Deswegen ist heute auch ein schöner Tag, weil wir die Marktprämienverordnung nach dem Erneuerbaren-Ausbau-Gesetz in Begutachtung geschickt haben. Diese wird einen richtigen Investitionsschub in die Erneuerbaren in Österreich auslösen – auch das ein ganz, ganz wichtiger Beitrag, um unsere Versorgungssicherheit und den Klimaschutz nicht nur unter einen Hut zu bringen, sondern voranzubringen.


BundesratStenographisches Protokoll942. Sitzung, 942. Sitzung des Bundesrats vom 29. Juni 2022 / Seite 193

Ich darf Sie im Sinne der Versorgungssicherheit unseres Landes, auch im Sinne der Debatte, die wir hier heute geführt haben, um breite Zustimmung zu diesen zwei No­vellen bitten.

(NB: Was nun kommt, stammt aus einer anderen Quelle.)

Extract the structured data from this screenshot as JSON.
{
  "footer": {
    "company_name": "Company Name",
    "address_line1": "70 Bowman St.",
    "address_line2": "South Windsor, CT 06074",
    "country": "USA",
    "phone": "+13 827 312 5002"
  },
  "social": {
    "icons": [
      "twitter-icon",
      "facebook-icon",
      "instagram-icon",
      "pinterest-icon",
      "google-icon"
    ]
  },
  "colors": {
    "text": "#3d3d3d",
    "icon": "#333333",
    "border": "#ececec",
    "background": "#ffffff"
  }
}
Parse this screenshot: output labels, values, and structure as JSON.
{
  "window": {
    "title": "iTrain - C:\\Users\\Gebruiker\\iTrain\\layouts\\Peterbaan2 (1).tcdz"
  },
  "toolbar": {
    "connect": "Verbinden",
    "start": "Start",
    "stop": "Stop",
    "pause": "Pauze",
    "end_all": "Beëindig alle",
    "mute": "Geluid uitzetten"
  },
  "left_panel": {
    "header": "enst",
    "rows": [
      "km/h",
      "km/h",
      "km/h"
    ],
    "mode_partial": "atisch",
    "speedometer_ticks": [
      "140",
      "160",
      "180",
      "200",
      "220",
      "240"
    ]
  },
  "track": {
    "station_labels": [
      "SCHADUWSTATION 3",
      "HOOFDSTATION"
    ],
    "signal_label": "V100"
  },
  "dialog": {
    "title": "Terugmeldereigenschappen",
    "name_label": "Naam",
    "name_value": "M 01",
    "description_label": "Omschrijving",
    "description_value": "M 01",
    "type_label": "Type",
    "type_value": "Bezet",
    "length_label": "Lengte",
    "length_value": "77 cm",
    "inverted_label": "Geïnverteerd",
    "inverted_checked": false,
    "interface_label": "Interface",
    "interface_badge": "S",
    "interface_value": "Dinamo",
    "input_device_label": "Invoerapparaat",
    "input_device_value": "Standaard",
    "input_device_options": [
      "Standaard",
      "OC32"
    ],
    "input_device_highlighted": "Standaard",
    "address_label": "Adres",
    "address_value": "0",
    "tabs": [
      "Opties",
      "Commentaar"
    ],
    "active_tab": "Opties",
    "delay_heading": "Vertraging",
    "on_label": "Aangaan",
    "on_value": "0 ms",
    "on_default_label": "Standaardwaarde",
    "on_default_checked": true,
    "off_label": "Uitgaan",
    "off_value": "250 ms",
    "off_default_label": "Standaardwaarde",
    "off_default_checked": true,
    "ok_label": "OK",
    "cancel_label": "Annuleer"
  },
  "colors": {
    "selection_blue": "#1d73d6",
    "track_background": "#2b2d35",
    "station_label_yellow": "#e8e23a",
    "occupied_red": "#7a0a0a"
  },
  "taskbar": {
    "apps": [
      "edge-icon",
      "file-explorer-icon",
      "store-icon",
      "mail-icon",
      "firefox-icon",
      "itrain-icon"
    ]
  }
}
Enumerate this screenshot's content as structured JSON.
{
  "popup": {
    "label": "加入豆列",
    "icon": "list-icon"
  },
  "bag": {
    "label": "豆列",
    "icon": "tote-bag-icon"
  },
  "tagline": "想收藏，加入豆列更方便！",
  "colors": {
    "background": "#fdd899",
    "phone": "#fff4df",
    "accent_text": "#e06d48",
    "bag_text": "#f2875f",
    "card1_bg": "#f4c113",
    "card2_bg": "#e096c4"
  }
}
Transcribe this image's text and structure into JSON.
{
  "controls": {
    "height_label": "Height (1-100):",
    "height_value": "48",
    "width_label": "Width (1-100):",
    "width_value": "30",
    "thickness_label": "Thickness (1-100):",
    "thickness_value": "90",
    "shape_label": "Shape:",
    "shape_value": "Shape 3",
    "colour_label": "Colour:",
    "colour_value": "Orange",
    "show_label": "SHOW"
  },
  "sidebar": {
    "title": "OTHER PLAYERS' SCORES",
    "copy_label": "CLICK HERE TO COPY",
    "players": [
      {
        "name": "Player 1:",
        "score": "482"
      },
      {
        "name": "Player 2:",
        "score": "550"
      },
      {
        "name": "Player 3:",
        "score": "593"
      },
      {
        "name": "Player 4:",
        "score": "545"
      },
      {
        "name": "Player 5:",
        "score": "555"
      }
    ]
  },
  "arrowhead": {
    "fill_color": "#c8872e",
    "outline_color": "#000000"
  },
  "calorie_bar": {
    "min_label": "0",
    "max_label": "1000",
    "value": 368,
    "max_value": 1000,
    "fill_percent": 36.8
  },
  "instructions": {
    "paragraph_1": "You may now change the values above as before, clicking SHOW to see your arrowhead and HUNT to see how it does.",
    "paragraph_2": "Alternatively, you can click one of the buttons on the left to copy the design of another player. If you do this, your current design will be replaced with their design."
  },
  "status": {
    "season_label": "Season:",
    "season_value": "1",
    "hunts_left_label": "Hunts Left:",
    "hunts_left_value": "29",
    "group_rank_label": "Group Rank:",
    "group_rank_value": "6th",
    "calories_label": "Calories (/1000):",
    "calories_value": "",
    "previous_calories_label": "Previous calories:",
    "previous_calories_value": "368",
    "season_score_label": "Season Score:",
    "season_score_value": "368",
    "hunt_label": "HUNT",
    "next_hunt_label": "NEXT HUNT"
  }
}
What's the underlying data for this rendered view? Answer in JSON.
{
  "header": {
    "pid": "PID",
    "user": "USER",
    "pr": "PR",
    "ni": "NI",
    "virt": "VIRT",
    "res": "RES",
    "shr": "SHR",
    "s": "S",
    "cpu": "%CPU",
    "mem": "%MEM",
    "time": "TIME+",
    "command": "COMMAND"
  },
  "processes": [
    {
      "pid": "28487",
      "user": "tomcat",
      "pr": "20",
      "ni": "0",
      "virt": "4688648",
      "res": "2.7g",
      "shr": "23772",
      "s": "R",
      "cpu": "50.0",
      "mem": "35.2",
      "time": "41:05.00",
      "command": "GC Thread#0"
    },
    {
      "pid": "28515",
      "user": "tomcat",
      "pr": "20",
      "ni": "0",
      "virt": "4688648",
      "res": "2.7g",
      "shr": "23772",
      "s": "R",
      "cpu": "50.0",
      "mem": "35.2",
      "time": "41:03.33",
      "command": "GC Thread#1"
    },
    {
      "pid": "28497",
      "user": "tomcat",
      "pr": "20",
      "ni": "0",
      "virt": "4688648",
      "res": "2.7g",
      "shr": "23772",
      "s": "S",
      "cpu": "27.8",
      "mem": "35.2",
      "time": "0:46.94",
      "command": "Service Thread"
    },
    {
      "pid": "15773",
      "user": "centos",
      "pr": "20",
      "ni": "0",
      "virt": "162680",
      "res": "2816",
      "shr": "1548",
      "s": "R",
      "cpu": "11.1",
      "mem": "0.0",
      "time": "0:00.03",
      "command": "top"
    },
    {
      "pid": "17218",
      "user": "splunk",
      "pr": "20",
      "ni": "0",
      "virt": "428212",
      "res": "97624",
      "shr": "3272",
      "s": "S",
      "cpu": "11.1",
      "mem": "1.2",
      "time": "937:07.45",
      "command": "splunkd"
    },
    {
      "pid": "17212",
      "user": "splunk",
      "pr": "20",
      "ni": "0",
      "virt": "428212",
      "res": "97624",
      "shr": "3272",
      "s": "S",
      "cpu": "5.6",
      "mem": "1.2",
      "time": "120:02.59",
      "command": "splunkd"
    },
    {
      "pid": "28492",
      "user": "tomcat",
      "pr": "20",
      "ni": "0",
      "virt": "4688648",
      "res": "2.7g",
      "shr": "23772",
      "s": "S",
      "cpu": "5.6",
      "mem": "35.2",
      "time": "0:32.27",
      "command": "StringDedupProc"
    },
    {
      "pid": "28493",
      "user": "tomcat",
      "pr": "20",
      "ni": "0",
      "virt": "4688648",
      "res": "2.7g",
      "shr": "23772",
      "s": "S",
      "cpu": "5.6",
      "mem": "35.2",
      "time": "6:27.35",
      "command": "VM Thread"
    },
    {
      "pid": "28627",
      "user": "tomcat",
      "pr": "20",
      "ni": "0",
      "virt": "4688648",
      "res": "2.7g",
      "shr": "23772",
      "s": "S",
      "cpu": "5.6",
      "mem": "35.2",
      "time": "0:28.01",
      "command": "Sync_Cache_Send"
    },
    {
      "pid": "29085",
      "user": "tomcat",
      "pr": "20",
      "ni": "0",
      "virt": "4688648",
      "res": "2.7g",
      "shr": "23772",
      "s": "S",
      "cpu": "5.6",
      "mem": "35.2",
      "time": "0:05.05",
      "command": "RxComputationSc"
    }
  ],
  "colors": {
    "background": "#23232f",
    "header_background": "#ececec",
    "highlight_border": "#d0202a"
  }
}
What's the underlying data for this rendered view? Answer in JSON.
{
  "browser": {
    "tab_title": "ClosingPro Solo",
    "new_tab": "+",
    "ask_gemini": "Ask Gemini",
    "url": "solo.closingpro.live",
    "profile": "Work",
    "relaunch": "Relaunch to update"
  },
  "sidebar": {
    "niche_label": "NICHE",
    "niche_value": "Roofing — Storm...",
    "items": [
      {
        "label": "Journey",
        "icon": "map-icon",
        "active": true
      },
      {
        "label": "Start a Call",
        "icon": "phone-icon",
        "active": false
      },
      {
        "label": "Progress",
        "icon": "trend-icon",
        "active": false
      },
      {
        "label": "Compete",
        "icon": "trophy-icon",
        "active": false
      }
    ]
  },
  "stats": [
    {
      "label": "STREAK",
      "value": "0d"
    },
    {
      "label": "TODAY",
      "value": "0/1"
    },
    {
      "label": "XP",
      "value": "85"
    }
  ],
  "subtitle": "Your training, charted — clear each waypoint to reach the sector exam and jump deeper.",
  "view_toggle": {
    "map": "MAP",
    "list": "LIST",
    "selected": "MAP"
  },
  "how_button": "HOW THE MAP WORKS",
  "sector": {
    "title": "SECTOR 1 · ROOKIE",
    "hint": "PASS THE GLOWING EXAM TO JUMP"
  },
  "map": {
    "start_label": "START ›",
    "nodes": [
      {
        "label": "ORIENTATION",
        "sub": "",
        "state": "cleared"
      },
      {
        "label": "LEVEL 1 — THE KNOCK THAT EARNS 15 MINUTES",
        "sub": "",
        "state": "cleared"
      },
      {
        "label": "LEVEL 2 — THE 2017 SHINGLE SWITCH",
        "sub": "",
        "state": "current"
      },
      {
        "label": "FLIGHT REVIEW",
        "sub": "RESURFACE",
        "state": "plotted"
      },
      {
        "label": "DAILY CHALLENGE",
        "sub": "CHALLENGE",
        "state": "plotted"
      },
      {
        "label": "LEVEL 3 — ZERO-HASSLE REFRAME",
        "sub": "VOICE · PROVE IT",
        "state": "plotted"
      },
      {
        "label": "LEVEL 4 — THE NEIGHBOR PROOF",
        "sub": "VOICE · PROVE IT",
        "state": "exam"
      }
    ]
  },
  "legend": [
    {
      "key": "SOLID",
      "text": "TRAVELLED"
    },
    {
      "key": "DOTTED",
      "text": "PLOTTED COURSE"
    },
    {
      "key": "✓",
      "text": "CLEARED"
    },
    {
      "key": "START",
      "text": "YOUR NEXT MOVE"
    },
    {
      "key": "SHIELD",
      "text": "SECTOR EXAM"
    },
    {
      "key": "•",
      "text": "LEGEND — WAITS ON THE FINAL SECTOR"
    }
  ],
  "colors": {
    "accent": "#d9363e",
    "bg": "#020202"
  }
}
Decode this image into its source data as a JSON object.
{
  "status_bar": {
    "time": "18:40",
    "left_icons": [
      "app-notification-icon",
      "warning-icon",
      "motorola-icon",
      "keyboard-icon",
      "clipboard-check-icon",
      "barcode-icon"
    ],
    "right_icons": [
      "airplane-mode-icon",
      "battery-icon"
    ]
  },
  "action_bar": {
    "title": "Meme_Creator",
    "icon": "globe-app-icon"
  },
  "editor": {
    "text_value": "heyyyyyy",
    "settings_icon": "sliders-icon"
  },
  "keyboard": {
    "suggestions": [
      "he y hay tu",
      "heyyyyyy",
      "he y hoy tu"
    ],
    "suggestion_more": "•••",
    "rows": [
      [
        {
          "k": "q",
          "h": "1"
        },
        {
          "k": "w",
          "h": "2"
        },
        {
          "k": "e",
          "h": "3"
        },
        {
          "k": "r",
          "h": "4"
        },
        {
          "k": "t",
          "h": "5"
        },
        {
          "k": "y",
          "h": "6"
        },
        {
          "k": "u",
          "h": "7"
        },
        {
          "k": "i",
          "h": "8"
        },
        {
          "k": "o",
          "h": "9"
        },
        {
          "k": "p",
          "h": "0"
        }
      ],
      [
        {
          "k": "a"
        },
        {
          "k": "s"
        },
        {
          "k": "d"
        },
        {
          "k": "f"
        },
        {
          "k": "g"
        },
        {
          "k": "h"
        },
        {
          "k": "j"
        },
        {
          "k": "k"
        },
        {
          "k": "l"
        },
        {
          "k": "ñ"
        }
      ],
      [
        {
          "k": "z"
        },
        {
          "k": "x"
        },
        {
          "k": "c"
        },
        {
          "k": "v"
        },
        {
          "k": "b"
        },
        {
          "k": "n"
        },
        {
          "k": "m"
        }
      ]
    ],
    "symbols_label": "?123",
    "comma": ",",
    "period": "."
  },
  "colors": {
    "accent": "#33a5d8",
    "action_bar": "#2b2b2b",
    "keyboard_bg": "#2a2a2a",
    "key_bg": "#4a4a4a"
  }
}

Es ist eine Investition in die Absicherung in einer wirklich angespannten Situation. Ich bedanke mich bei allen Abgeordneten, die hier auch ihren Teil der Verant­wortung übernehmen, um dieses Land bestmöglich auch durch diese angespannte Situation zu führen. – Herzlichen Dank. (Beifall bei den Grünen und bei BundesrätInnen der ÖVP.)

20.36


Präsidentin Mag. Christine Schwarz-Fuchs: Vielen Dank.

Weitere Wortmeldungen dazu liegen nicht vor.

Wünscht noch jemand das Wort? – Herr Bundesrat Christoph Steiner. Ich erteile dieses.


20.36.54

Bundesrat Christoph Steiner (FPÖ, Tirol): Bevor Sie wieder jammern: Ich mache es ganz kurz, aber es ist uns auch von der freiheitlichen Fraktion ein Anliegen:

Lieber Herr Kollege Lackner, auch wenn wir natürlich politisch und ideologisch ganz, ganz weit auseinander sind – logischerweise, liegt in der Natur der Sache –, persönlich wünschen wir dir aber natürlich alles, alles Gute im Landtag. Das ist eine schöne Aufgabe, eine neue Aufgabe, eine andere Aufgabe. Dafür auch eine gute Hand und alles Gute für deine Zukunft! Mach’s gut! (Allgemeiner Beifall.)

20.37 20.37.30


Präsidentin Mag. Christine Schwarz-Fuchs: Weitere Wortmeldungen liegen dazu nicht vor.

Wünscht noch jemand das Wort? – Es ist dies nicht der Fall. Die Debatte ist geschlossen.

Wir kommen zur Abstimmung, die über die gegenständlichen Tagesordnungspunkte getrennt erfolgt. – Bitte nehmen Sie Ihre Plätze ein.

Wir gelangen zur Abstimmung über den Beschluss des Nationalrates vom 15. Juni 2022 betreffend ein Bundesgesetz, mit dem das Gaswirtschaftsgesetz 2011 geändert wird.

Dieser Beschluss ist ein Fall des Art. 44 Abs. 2 Bundes-Verfassungsgesetz und bedarf daher der in Anwesenheit von mindestens der Hälfte der Mitglieder und mit einer Mehr­heit von mindestens zwei Dritteln der abgegebenen Stimmen zu erteilenden Zustimmung des Bundesrates.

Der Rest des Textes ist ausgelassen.